В ночь у меня была работа. Моя последняя смена. Мне нравилась ночь, так как лишнее пряталось и давало место спокойствию и размеренности. Я подъехал к ресторану, но не стал сразу заходить и решил выпить ряженки. Надо было дождаться полночи, чтобы пошла двойная ставка. Небо затянуло, и заплакал дождь. Я остался в авто. «ЮЮ хёёёрт мии» – вещал мне трек Burial, повторяя раз за разом, убеждая меня в том, что жизнь нелегка. Но мне уже было все равно, я просто вглядывался вникуда. Фонари еще не зажглись, стопроцентно влажная темень властвовала, я видел лишь силуэты деревьев, никого не было. Где-то над облаками и тучами изредка рокотали самолеты, казалось, совсем низко. Я предпринял несколько попыток что-то увидеть, хоть точечку мерцающего огонька, но нет. Вообще, я был как будто в скорлупе, в гидрокостюме, я даже удивился, я ни о чем не думал, ничего не вспоминал, ничего меня не трогало, и то, что за полчаса мимо не проехало ни одной машины, меня не удивило. Ничего для меня не существовало. Затишье перед бурей. Или концом. Реборн или предсмертная агония.
– Опять вы? Что на этот раз будете делать?

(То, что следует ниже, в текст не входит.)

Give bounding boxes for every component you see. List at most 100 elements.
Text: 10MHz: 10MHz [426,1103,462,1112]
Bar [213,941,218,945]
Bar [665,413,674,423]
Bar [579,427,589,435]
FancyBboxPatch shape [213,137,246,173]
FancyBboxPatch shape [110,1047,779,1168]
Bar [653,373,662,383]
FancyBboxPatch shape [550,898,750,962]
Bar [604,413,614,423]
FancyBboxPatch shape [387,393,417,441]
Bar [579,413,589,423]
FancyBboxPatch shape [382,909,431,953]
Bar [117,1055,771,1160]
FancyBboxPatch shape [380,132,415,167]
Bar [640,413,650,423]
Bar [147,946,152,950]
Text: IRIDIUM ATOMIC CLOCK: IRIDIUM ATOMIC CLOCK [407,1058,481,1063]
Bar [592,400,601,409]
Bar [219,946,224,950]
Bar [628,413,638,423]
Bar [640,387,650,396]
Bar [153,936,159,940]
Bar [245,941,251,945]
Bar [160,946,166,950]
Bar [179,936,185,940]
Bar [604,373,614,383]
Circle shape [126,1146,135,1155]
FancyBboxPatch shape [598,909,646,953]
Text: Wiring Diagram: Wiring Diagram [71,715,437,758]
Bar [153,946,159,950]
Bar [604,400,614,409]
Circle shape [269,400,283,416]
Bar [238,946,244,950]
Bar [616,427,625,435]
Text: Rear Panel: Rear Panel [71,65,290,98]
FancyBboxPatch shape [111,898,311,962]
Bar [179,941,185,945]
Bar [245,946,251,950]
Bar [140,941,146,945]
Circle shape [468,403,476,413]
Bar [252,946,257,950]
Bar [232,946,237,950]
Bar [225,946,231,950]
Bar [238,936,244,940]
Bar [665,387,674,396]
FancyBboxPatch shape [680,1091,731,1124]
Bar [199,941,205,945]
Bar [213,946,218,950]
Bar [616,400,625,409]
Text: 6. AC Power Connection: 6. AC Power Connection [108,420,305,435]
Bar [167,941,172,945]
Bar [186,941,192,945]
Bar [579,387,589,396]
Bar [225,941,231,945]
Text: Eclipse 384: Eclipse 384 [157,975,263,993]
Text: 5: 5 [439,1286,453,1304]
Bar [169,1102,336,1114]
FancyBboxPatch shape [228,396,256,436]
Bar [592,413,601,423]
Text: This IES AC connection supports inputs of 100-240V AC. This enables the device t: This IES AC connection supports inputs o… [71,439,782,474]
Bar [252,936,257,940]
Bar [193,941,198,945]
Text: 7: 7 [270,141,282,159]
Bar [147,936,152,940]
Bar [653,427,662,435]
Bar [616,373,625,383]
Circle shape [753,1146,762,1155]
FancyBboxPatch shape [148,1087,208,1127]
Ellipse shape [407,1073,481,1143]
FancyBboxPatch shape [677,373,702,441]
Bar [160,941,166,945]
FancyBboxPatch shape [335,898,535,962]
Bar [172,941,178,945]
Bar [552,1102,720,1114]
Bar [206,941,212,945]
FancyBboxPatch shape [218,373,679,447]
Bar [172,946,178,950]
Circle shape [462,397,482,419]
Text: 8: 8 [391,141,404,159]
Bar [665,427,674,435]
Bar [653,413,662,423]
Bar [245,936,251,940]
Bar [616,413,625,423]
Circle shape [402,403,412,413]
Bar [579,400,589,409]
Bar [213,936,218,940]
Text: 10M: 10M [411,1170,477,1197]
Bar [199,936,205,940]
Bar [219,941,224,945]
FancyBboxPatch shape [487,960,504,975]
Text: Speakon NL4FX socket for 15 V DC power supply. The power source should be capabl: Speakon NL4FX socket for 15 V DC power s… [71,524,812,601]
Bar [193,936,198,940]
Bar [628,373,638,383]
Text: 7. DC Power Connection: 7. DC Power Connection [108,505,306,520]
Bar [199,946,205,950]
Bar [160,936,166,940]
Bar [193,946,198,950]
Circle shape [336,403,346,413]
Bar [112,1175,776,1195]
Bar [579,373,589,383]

– На этот раз я буду ставить сканеры в киоски, я звонил, предупреждал.
– Да, заходите.
Меня встретила девушка менеджер, у неё были немного кривые ноги, она была нескладной фигуры, но показалась мне довольно милой и почему-то очень родной. Но я ни разу не был здесь, и не производил никаких работ в этом ресторане, этой девушки я не помню. Её слова, её теплая встреча меня задели, мой гидрокостюм дал течь, и нежный ночной уют опустевшего помещения Макдака проник и растопил меня. Девушка повела меня в зал к киоскам заказа еды, спросила, нужно ли мне чего-нибудь, как настоящая гостеприимная хозяйка. «Да, сделай мне чаю, пожалуйста, милая! Я очень устал». Играл какой-то ненавязчивый гитарный джаз, только для нас двоих, в окнах мерцал опустевший ночной город. Она «хлопотала» на кухне. Я сдался. Я открыл киоски, пододвинул стул, сел и стал смотреть на неё, уставившись, сквозь обнаженные платы и провода. И казалось, моя душа нашла свое место. И казалось, долгий изнуряющий своей бессмысленной истощающей бесцветной неприкаянностью путь окончен. Вот он – Оазис.
Я вышел на улицу. Дождь перестал, ночная свежесть привела меня в порядок. Неожиданно приехал друг. Он подбежал сзади, попытавшись меня напугать, но я не успел. Мы доехали до парка и сели на скамеечку. О чем-то говорили, кажется, друг мне рассказывал о своей встрече. Но я всё уже знал, я думал о ней, или ни о чем, в сущности, я не грустил, этого тепла мне хватит на некоторое время, а чего еще нужно? За скамейкой в кустах что-то время от времени шуршало и шелестело, сначала мы не придали этому значения. Потом поняли: под нашей скамейкой умирал голубь. Лежа на земле, с завернутой головой и пустым взглядом, он иногда, видимо, находя очередные последние силы, двигал крыльями, шурша ими по земле.
***
Моё место здесь не так уж и важно, не так уж я и важен, чтобы постоянно думать о своем одиночестве. Не так уж и важно думать о своем месте здесь – повторял я про себя как мантру. Но когда я поднялся и меня подхватил ветерок, мне все-таки показалось, что на черной ветке дерева сверкнули влажные глаза моей голубки. Я полетел над парком, набирая высоту, и оказался над ночным прекрасным безлюдным городом. Я полон сил и пуст мыслями так, что никто не скажет, что я существую, и что я был когда-то. Я полетел к дому Иры и, кажется, увидел ее силуэт в окне. Заморосило.